The average Frenchman works about 18 hours per week, the average Italian – close to 17. Even Europe’s biggest workaholics – the British – don’t work as much as Americans (21 hrs a week for the average British compared to 25 for the average American). Europeans have been astonished by the amount of time Americans are willing to spend in the office -  how can Americans not want to take off a whole month in the summer to go on a vacation? Well, workers in Japan are even more extreme when it comes to work. If you are thinking about getting a job in Japan – think again! Japanese workers are known to work about 12 hours a day! Yes, you can leave at 5.30pm when the day is over but you might get many bewildered and disapproving looks.

What is better? Having a huge paycheck or having the time to enjoy a vacation with family and friends? The Swiss who take about 16 weeks of vacation per year would tell you to go enjoy some time off, whereas the Japanese would be mortified by such an idea when there is so much that needs to be done.

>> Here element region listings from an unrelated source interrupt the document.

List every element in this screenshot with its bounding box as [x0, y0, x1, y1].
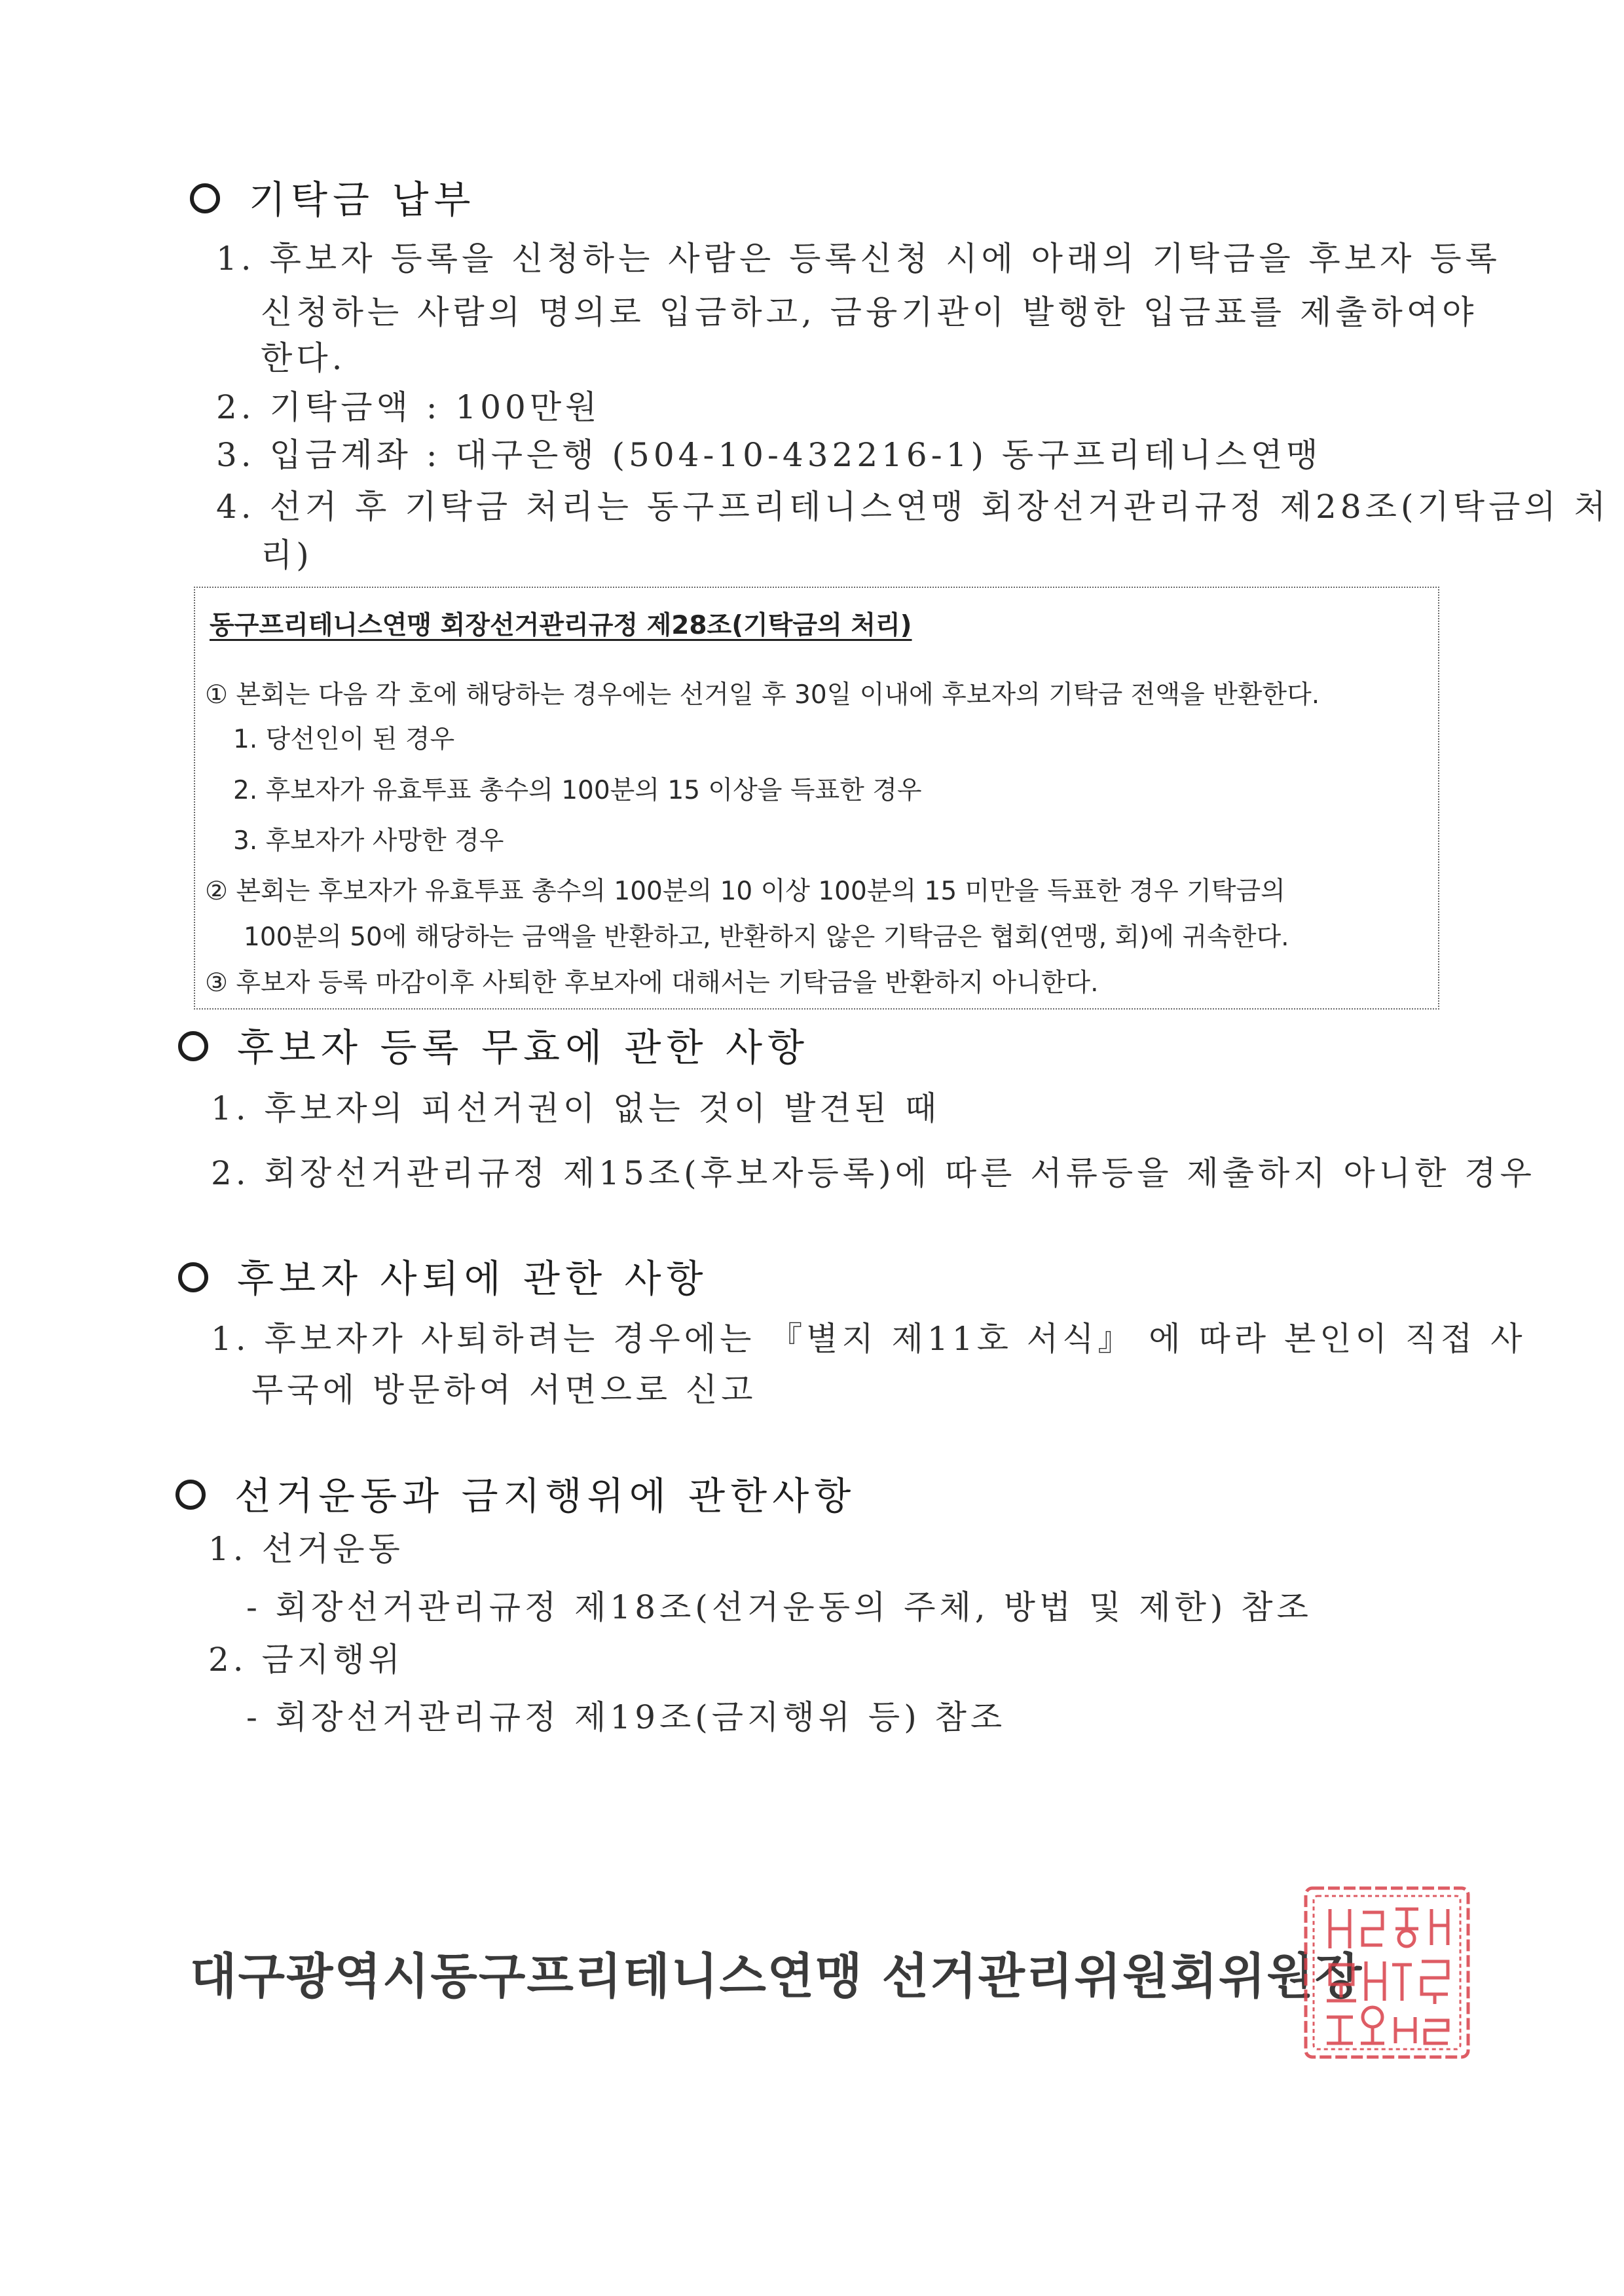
- deposit-item-1-line-2: 신청하는 사람의 명의로 입금하고, 금융기관이 발행한 입금표를 제출하여야: [261, 293, 1478, 331]
- campaign-item-1-reference: - 회장선거관리규정 제18조(선거운동의 주체, 방법 및 제한) 참조: [246, 1588, 1312, 1626]
- regulation-clause-2-line-1: ② 본회는 후보자가 유효투표 총수의 100분의 10 이상 100분의 15 미만을 득표한 경우 기탁금의: [205, 877, 1285, 906]
- footer-signature: 대구광역시동구프리테니스연맹 선거관리위원회위원장: [190, 1948, 1363, 2005]
- regulation-clause-1-item-1: 1. 당선인이 된 경우: [233, 725, 455, 754]
- section-heading-withdrawal: [178, 1248, 709, 1303]
- section-heading-invalidation-text: 후보자 등록 무효에 관한 사항: [237, 1025, 810, 1070]
- withdrawal-item-1-line-1: 1. 후보자가 사퇴하려는 경우에는 『별지 제11호 서식』 에 따라 본인이 직접 사: [211, 1320, 1526, 1358]
- regulation-box-title: 동구프리테니스연맹 회장선거관리규정 제28조(기탁금의 처리): [210, 611, 912, 640]
- deposit-item-2: 2. 기탁금액 : 100만원: [216, 388, 601, 426]
- campaign-item-2-reference: - 회장선거관리규정 제19조(금지행위 등) 참조: [246, 1698, 1006, 1736]
- section-heading-campaign-text: 선거운동과 금지행위에 관한사항: [234, 1474, 857, 1518]
- section-heading-campaign: [175, 1465, 856, 1520]
- deposit-item-4-line-2: 리): [261, 536, 313, 574]
- withdrawal-item-1-line-2: 무국에 방문하여 서면으로 신고: [251, 1371, 757, 1409]
- section-heading-withdrawal-text: 후보자 사퇴에 관한 사항: [237, 1256, 709, 1301]
- hollow-circle-bullet-icon: [190, 183, 220, 213]
- regulation-clause-3: ③ 후보자 등록 마감이후 사퇴한 후보자에 대해서는 기탁금을 반환하지 아니한다.: [205, 968, 1099, 998]
- deposit-item-1-line-3: 한다.: [261, 339, 346, 377]
- regulation-clause-2-line-2: 100분의 50에 해당하는 금액을 반환하고, 반환하지 않은 기탁금은 협회(연맹, 회)에 귀속한다.: [244, 922, 1289, 952]
- official-seal-stamp-icon: [1301, 1883, 1473, 2062]
- hollow-circle-bullet-icon: [178, 1262, 208, 1292]
- invalidation-item-1: 1. 후보자의 피선거권이 없는 것이 발견된 때: [211, 1089, 941, 1127]
- regulation-clause-1: ① 본회는 다음 각 호에 해당하는 경우에는 선거일 후 30일 이내에 후보자의 기탁금 전액을 반환한다.: [205, 680, 1320, 710]
- hollow-circle-bullet-icon: [175, 1480, 206, 1510]
- deposit-item-4-line-1: 4. 선거 후 기탁금 처리는 동구프리테니스연맹 회장선거관리규정 제28조(기탁금의 처: [216, 488, 1610, 526]
- deposit-item-1-line-1: 1. 후보자 등록을 신청하는 사람은 등록신청 시에 아래의 기탁금을 후보자 등록: [216, 240, 1501, 278]
- section-heading-deposit: [190, 169, 476, 224]
- hollow-circle-bullet-icon: [178, 1031, 208, 1061]
- section-heading-invalidation: [178, 1017, 809, 1072]
- campaign-item-1: 1. 선거운동: [208, 1530, 404, 1568]
- deposit-item-3: 3. 입금계좌 : 대구은행 (504-10-432216-1) 동구프리테니스연맹: [216, 436, 1322, 474]
- section-heading-deposit-text: 기탁금 납부: [249, 177, 476, 222]
- regulation-clause-1-item-3: 3. 후보자가 사망한 경우: [233, 826, 504, 856]
- campaign-item-2: 2. 금지행위: [208, 1641, 404, 1679]
- regulation-clause-1-item-2: 2. 후보자가 유효투표 총수의 100분의 15 이상을 득표한 경우: [233, 776, 922, 805]
- invalidation-item-2: 2. 회장선거관리규정 제15조(후보자등록)에 따른 서류등을 제출하지 아니한 경우: [211, 1154, 1536, 1192]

On a personal level, people have different preferences – some strive for higher paychecks, others for a more relaxed life. These personal choices affect the economy of the country however. The United States reported a much higher GDP per capita than the European nations. However, it is at the expense of more stress, and less time to spend with family and friends, which leads to people becoming less social. Japan has become the fastest aging country in the world with its government hoping that this problem would be resolved by forcing people out of the office at 5.30pm twice a week by turning the heat and lights off. In the mean time, Europeans remain stress-free when they enjoy vacations with friends while paying sky high taxes and facing huge unemployment.

This proposes a dilemma: higher productivity or more relaxed employees? If workers are more relaxed, they will come to work with fresh minds and new ideas which is what we need in today’s economy. However, less work hours mean smaller paychecks which gives people less of an incentive to do their best at the workplace.